Hiçbiri günümüzün derdine denk bir derde maruz kaldı mı diye düşünmeden edemiyorum. Veya bugün yaşasalardı kalemleri nasıl şehadet edecekti bunca zulme, karıncayı incitmemek için yolunu değiştiren bu naif, ağzı kısas nev’inden bile olsa kotu söze kapalı bu latif, yapılan bunca zulüm karsısında safını belli etmek için bulunduğu yerde, elinde Cevşeni, edep makamının temsilcisi bu afif insanlara yapılanlar karşısında?

Zonklatıyor şakakları bunca cevapsız soru.

Dillerinde bir ekstra lütuf temennisi herkesin

Bunlar masumdur desin de Ademoğlu

Bunca tezvir ile utandığı yerde sesin.

Canlar gırtlakta, bizi en yakından tanıyanların “acaba” lı cümleleriyle.

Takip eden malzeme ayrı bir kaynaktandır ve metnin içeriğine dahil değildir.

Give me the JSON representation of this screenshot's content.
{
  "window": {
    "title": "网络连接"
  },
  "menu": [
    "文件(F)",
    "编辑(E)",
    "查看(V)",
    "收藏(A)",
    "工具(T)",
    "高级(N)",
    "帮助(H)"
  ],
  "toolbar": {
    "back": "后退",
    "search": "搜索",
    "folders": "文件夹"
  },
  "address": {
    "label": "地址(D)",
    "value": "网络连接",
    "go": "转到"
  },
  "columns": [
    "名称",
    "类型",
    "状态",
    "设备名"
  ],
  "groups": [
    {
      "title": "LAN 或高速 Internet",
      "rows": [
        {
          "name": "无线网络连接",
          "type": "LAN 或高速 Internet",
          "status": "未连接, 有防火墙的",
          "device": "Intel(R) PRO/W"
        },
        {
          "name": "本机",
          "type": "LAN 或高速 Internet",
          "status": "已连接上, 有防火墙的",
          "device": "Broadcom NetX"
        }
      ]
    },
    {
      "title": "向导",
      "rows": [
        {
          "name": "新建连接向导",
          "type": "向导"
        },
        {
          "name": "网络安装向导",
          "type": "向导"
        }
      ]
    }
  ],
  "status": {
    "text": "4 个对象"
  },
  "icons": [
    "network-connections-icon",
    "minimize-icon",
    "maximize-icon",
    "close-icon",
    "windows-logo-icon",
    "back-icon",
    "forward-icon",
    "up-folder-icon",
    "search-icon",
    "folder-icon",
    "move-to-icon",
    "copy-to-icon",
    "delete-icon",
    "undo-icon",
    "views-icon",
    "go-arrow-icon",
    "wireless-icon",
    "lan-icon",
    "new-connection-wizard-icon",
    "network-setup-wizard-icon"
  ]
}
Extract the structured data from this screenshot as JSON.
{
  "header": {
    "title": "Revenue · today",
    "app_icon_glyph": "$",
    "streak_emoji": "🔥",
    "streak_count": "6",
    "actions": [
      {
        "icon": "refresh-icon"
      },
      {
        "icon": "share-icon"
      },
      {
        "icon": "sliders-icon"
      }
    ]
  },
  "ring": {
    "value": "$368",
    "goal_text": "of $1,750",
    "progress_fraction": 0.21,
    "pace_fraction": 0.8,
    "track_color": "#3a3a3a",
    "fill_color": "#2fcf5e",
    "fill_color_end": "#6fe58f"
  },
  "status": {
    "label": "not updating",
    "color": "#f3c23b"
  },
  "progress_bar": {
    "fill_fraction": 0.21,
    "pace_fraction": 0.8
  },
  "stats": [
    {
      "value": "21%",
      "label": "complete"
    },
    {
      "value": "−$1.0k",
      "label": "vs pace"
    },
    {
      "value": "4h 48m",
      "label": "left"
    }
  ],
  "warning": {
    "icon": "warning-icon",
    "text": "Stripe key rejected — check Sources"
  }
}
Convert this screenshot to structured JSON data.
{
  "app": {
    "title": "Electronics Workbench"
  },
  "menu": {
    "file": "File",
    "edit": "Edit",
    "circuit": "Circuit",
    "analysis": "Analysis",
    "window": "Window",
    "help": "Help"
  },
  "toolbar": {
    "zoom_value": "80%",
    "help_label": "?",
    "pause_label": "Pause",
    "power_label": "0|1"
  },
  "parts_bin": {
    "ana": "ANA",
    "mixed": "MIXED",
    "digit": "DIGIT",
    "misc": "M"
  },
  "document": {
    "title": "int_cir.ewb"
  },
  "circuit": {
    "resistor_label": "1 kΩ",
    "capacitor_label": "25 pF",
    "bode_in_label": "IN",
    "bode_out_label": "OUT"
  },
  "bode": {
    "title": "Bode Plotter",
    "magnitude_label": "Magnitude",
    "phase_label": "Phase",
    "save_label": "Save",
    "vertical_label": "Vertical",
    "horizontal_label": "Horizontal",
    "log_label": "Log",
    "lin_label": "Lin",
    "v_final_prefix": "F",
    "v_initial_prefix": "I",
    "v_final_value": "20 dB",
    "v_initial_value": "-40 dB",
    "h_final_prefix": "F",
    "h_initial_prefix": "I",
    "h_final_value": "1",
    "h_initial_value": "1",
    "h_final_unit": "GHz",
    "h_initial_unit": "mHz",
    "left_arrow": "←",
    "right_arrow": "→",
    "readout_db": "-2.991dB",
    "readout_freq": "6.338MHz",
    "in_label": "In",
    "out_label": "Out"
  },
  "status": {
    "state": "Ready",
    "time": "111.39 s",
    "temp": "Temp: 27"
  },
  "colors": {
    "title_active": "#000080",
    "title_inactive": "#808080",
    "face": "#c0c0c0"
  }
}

Anne babaların bile “eğer böyle bir şey varsa” demeleri, bir falsosuna şahit olunmamış insanların evlerinden çıkarılıp ekmekten sudan mahrum bırakılmaları, mallarının ve ailelerinin ganimet bilinmek istenmesi bana ifk hadisesini hatırlatıyor.

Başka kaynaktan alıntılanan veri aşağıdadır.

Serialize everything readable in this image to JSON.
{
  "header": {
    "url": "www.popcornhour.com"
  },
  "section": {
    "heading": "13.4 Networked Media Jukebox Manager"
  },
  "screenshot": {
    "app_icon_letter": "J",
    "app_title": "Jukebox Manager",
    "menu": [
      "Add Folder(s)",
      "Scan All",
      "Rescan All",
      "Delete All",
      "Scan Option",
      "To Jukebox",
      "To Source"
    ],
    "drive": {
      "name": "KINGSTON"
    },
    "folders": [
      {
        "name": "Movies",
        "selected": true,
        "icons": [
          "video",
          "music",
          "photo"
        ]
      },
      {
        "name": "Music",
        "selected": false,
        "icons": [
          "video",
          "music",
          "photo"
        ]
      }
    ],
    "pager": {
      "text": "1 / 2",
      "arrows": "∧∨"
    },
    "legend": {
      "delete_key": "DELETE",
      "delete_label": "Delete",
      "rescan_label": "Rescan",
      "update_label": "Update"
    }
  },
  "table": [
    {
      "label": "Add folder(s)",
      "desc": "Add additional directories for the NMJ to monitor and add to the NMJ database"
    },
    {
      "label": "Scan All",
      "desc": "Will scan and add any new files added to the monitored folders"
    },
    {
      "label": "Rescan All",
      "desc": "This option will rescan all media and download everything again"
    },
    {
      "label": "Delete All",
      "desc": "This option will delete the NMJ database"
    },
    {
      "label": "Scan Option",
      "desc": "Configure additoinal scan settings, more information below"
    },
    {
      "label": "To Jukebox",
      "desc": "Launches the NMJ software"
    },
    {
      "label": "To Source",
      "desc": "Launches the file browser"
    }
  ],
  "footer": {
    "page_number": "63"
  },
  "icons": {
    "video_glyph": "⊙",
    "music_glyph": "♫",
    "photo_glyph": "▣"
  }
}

Gözyaşları atılan iftiralar karşısında ceyhun olan o “pak damen” en güvendiğinden beklediği cevab-i sevabı alamıyor. Vahyin muvakkat kesintisi O’na (sav) eğer böyle bir şey varsa Ya Aişe, eğer böyle bir şey yoksa Ya Aişe dedirtiyor. O zamana kadar ağlayan annemiz bu cevap karşısında ağlama istidadını kaybediyor. Şimdi bizler de, iki örneğin karşılaştırılmasının yanlış olduğunu baştan kabul ederek, bizleri tanıyan ailelerimizden, bilen arkadaşlarımızdan, gören ve halimize tavrımıza aşina konu komşularımızdan güven beklerken takınılan tavır karşısında iki büklüm oluyor ve bir kısmımız belki de Hz. Aişe gibi hayretle ve düş kırıklığıyla ağlama istidadımızı da kaybediyoruz.

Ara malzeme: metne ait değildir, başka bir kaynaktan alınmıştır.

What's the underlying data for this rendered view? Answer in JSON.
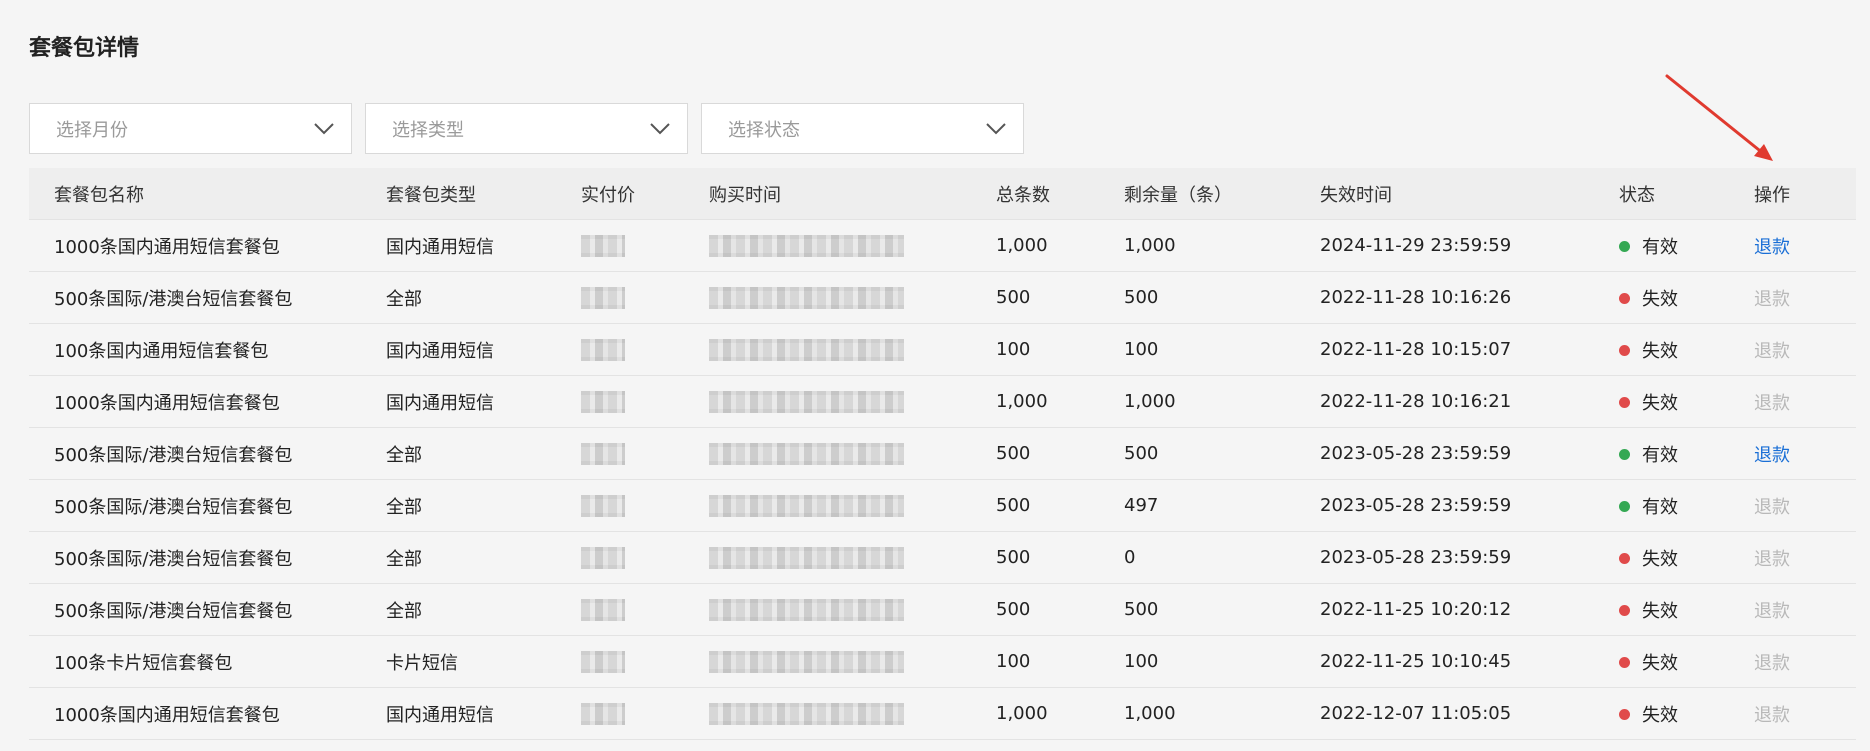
{
  "page": {
    "title": "套餐包详情"
  },
  "filters": {
    "month_placeholder": "选择月份",
    "type_placeholder": "选择类型",
    "status_placeholder": "选择状态"
  },
  "colors": {
    "valid": "#34a853",
    "invalid": "#e04a4a",
    "refund_enabled": "#1a6fd6",
    "refund_disabled": "#b8b8b8",
    "annotation_arrow": "#e03a2f"
  },
  "table": {
    "headers": {
      "name": "套餐包名称",
      "type": "套餐包类型",
      "price": "实付价",
      "purchase_time": "购买时间",
      "total": "总条数",
      "remaining": "剩余量（条）",
      "expire_time": "失效时间",
      "status": "状态",
      "action": "操作"
    },
    "rows": [
      {
        "name": "1000条国内通用短信套餐包",
        "type": "国内通用短信",
        "total": "1,000",
        "remaining": "1,000",
        "expire": "2024-11-29 23:59:59",
        "status": "有效",
        "valid": true,
        "action": "退款",
        "action_enabled": true
      },
      {
        "name": "500条国际/港澳台短信套餐包",
        "type": "全部",
        "total": "500",
        "remaining": "500",
        "expire": "2022-11-28 10:16:26",
        "status": "失效",
        "valid": false,
        "action": "退款",
        "action_enabled": false
      },
      {
        "name": "100条国内通用短信套餐包",
        "type": "国内通用短信",
        "total": "100",
        "remaining": "100",
        "expire": "2022-11-28 10:15:07",
        "status": "失效",
        "valid": false,
        "action": "退款",
        "action_enabled": false
      },
      {
        "name": "1000条国内通用短信套餐包",
        "type": "国内通用短信",
        "total": "1,000",
        "remaining": "1,000",
        "expire": "2022-11-28 10:16:21",
        "status": "失效",
        "valid": false,
        "action": "退款",
        "action_enabled": false
      },
      {
        "name": "500条国际/港澳台短信套餐包",
        "type": "全部",
        "total": "500",
        "remaining": "500",
        "expire": "2023-05-28 23:59:59",
        "status": "有效",
        "valid": true,
        "action": "退款",
        "action_enabled": true
      },
      {
        "name": "500条国际/港澳台短信套餐包",
        "type": "全部",
        "total": "500",
        "remaining": "497",
        "expire": "2023-05-28 23:59:59",
        "status": "有效",
        "valid": true,
        "action": "退款",
        "action_enabled": false
      },
      {
        "name": "500条国际/港澳台短信套餐包",
        "type": "全部",
        "total": "500",
        "remaining": "0",
        "expire": "2023-05-28 23:59:59",
        "status": "失效",
        "valid": false,
        "action": "退款",
        "action_enabled": false
      },
      {
        "name": "500条国际/港澳台短信套餐包",
        "type": "全部",
        "total": "500",
        "remaining": "500",
        "expire": "2022-11-25 10:20:12",
        "status": "失效",
        "valid": false,
        "action": "退款",
        "action_enabled": false
      },
      {
        "name": "100条卡片短信套餐包",
        "type": "卡片短信",
        "total": "100",
        "remaining": "100",
        "expire": "2022-11-25 10:10:45",
        "status": "失效",
        "valid": false,
        "action": "退款",
        "action_enabled": false
      },
      {
        "name": "1000条国内通用短信套餐包",
        "type": "国内通用短信",
        "total": "1,000",
        "remaining": "1,000",
        "expire": "2022-12-07 11:05:05",
        "status": "失效",
        "valid": false,
        "action": "退款",
        "action_enabled": false
      }
    ]
  }
}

İnsanların çoğunluğu itibarıyla sırtlarını çevirmelerine karşılık belki de bize susmak düşüyor. Hakikatin temsilcisi bunca insan, kurum, vakıf sus pus edilirken, her gün kim daha fazla yalan söyleyecek diye yarışılan, daha çok yalan söyleyenin itibarinin arttığı bir ortamda bize annemiz gibi İlahi lütfun geleceği ana kadar susmak düşüyor. Bunca masum kulunu bekletme Allah’ım.

Write a comment

2 Comments

  1. Dervis hilmioglu August 1, 14:25

    Icimizdekileri disari en guzel sekilde vurdugunuz icin cok tesekkur ediyorum sayin mahmut Bey. Geceler hic budar uzun ve islak olmamisti. Rabbimin yardimi yakindir ama ne zaman rabbim de demek istemiyorum o en guzel sekilde bu isi sonuclandiracaktir. Duam sadece bu zorlu surecte bizlerin bu istikamette ayagimizin kaymamasi. Bir sonraki yazinizi 4 gozle bekliyoruz. Kalin saglicakla

  2. Talipoğulları August 1, 14:34

    Muhterem hocam
    Uzun zamandır sizin ve Mehmet Behçet Çağlayan beyin yazılarınızı takip edip, kendime payeler çıkarmak istiyorum; ama her seferinde sizin kadar dertlenemeyip, göğsümü yırtacasına şahlanamıyorum. Siz nasıl oluyor da bu kadar yanmayı, bu kadar çileyi ve bu kadar bu yola baş koymanın ızdırabını en küçük hücrelerinize kadar yaşayabiliyorsunuz? Bu aciz fakir kulunuzla bu bilgilerinizi bir sonra ki yazınızda paylaşırsanız bu fakiri sevindirmiş olursunuz.
    Saygılarımla Kral…

Only registered users can comment.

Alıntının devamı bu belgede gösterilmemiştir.